Detection of Compound Heterozygous Sickle Cell-β+ Thalassaemia in a Patient with Extreme Weakness, Mild Jaundice and Moderate Anaemia - A Case Report

A 16-year-old female complained of extreme weakness. She had moderate anaemia; her Haemoglobin (Hb) was 7.7 gm/dl. Peripheral blood smear showed few sickled red cells. Sickle cell test was positive. High-Performance Liquid Chromatography (HPLC) revealed elevated levels of HbS (38.4%) and HbF (15.7%). In addition, HbA2 concentration was 3.8% and HbA concentration was 42.1%. Results suggested a diagnosis of compound heterozygous sickle cell-β⁺ thalassaemia. Sickle cell test was also positive with blood of patient’s brother; Hb HPLC examination showed relatively low concentration of HbS (25.2%) suggesting a diagnosis of sickle cell trait. Chromatogram of patient’s step sister suggested a diagnosis of thalassaemia trait. Findings of this study suggested that abnormal genes were inherited in the patient from both the parents. It was interpreted that repeated haemolysis in the patient might have contributed to anaemia, weakness, rise in indirect bilirubin and jaundice. Furthermore, high level of HbF (>12%) may interfere with polymerization of sickle haemoglobin suggesting beneficial effects of HbF-inducing agents which may inhibit sickling.
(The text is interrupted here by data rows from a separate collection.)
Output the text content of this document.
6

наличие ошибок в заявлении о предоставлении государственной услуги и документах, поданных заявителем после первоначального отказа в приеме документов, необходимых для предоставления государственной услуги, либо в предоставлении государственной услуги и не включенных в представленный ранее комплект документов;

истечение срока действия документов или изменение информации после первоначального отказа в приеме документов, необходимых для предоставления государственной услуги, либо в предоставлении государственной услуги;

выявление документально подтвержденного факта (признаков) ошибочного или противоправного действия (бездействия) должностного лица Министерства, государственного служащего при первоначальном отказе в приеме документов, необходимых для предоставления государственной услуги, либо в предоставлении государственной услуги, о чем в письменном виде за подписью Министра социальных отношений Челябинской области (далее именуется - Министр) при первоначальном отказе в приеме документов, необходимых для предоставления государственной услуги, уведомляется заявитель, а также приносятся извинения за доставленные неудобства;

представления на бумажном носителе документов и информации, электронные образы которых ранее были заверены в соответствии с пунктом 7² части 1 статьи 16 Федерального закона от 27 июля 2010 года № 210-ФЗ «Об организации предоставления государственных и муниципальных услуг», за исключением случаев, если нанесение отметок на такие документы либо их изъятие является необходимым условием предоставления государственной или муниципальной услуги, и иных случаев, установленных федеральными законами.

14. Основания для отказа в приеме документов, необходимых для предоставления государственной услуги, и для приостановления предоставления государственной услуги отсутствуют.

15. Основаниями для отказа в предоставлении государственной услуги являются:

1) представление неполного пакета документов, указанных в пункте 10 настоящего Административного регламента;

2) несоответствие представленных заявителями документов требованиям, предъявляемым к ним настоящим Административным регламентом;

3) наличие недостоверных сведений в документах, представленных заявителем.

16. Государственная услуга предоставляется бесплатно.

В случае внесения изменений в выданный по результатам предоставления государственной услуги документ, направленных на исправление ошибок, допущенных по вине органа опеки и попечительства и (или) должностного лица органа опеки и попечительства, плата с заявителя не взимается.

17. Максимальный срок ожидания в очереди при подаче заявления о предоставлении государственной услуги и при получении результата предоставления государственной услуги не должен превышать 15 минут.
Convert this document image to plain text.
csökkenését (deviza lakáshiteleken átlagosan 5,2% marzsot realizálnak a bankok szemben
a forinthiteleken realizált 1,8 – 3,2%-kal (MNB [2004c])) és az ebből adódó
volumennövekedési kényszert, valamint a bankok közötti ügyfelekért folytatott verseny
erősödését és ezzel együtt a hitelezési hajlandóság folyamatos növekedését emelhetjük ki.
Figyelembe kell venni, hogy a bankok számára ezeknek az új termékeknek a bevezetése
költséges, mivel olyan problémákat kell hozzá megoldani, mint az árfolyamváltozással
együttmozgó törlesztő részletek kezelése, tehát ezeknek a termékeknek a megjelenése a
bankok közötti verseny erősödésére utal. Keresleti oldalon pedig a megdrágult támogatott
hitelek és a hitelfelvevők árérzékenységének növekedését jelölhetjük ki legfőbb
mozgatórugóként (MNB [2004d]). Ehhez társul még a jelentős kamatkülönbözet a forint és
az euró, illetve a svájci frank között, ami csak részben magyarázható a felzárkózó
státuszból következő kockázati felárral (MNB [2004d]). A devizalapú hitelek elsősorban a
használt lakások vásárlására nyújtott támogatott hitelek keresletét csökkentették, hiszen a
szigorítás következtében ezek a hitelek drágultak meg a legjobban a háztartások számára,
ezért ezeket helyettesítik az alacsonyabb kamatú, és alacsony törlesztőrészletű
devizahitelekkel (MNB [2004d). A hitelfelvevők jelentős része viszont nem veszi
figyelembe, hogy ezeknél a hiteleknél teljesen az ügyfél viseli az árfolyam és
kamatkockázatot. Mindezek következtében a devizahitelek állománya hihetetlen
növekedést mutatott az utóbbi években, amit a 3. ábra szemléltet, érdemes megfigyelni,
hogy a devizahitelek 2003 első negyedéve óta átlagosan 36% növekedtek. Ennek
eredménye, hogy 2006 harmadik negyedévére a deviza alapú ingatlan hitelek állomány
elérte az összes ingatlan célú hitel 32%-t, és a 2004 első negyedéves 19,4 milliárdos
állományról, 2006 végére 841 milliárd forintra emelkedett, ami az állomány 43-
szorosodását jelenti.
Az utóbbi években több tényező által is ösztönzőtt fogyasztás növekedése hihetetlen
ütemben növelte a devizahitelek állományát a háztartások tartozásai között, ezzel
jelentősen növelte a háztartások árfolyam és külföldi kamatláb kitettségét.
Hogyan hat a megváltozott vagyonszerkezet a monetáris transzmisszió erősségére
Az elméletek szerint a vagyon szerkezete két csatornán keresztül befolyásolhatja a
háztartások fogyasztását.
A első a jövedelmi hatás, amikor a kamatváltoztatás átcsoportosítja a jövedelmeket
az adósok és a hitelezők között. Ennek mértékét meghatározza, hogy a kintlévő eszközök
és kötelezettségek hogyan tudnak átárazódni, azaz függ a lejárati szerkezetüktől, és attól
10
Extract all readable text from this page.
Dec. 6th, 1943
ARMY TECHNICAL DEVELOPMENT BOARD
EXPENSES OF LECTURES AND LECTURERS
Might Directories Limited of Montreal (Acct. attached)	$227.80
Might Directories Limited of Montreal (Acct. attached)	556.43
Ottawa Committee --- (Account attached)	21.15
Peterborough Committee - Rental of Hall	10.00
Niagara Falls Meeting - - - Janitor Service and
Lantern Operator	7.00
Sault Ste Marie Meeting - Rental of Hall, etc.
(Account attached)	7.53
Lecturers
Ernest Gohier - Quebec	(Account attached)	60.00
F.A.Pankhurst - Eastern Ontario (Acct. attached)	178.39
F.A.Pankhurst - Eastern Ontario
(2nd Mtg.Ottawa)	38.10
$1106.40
A female patient, 16-year-old complained of severe generalized weakness for last two years. She belonged to Tharu-Chaudhary community of Nepal. She had mild jaundice. Spleen was not palpable on abdominal examination. Complete blood examination revealed moderate microcytic hypochromic anaemia (Hb 7.7 gm/dl). Few sickle cells (3.0%), anisocytosis and plenty of late normoblasts (6%) were seen. Sickle cell test was positive; it is a slide-based test for sickling with sodium metasulphite. Severe neutrophilia was seen (absolute neutrophil count was 31300 cells/mm³). Platelet count was 0.68 lac/mm³ suggesting thrombocytopenia. Serum iron was 236 μg/dl (normal 50-150 μg/dl). Serum total iron binding capacity was 347 μg/dl (normal 250-450 μg/dl). Serum ferritin was >1500 ng/ml (normal 13-150 ng/ml); it suggested iron overload. Serum albumin was 3.9 gm/dl. Total serum bilirubin was 3.6 mg/dl. Indirect serum bilirubin was 2.66 mg/dl, suggesting haemolysis. She was given daily supplement of folic acid and desferrioxamine s.c.i.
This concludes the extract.